Best Certified Professional Coder (CPC) Exam Alternatives

Preparing for the Certified Professional Coder (CPC) exam does not require an expensive course. The exam is 100 multiple-choice questions over 4 hours, with a passing score of 70% and a $425 registration fee for one attempt. Because that fee is fixed and non-refundable, the real question is how to spend your study budget: free resources can carry you a long way, while paid prep buys structure, a full ICD-10-CM/CPT/HCPCS code-book set, and graded practice under timed conditions.
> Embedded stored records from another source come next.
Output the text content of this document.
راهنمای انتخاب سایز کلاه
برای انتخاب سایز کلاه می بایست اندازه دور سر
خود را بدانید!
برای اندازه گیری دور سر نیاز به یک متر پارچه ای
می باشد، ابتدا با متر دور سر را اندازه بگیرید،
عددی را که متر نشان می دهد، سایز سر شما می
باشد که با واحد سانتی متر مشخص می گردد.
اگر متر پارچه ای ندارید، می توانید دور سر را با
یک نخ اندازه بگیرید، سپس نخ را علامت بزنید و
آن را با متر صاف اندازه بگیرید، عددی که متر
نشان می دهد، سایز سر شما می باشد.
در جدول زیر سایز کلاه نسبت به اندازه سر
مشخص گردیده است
This page compares both paths so you can decide where to invest.

Free study options vs. paid prep

DimensionFree resourcesPaid courses & books
Cost$0 (plus the required $425 exam fee)Course/book cost on top of the $425 exam fee
ContentOfficial guidelines (ICD-10-CM, CPT, HCPCS conventions), free webinars, YouTube walkthroughs, forum Q&A, sample questionsStructured curriculum mapped to exam domains, an instructor, and a complete current-year code-book bundle
PracticeScattered free question sets; you build your own timed drillsLarge graded question banks and full-length timed mock exams that mimic the 100-question / 4-hour format
AccountabilitySelf-directed; you set the paceCohort deadlines, progress tracking, and instructor feedback
Code booksNot included — you must buy the current-year manuals separatelyOften bundled, which is significant since the exam is open-book with your own manuals

When each path makes sense

Choose free resources if…

  • You are disciplined and can build your own study schedule.
  • You already have (or can borrow) current-year ICD-10-CM, CPT, and HCPCS Level II manuals.
  • You have prior medical-coding or billing experience and mainly need to review and drill.
  • Your budget is tight and you would rather protect the $425 exam fee than add course costs.

Choose paid prep if…

  • You are new to coding and want a guided, domain-by-domain path.
  • You value full-length timed mock exams that replicate the 4-hour, 100-question experience.
  • You want the code books bundled rather than sourced separately.
  • You are motivated by deadlines, instructor support, and a clear finish line.

A practical hybrid

Most successful candidates blend the two: master the free official coding guidelines and use free practice to find weak spots, then spend selectively — for example on the current-year code books (essential for an open-manual exam) and one strong timed question bank — rather than on a full premium course. That keeps total spend low while still buying the practice conditions that most improve a 70% pass outcome.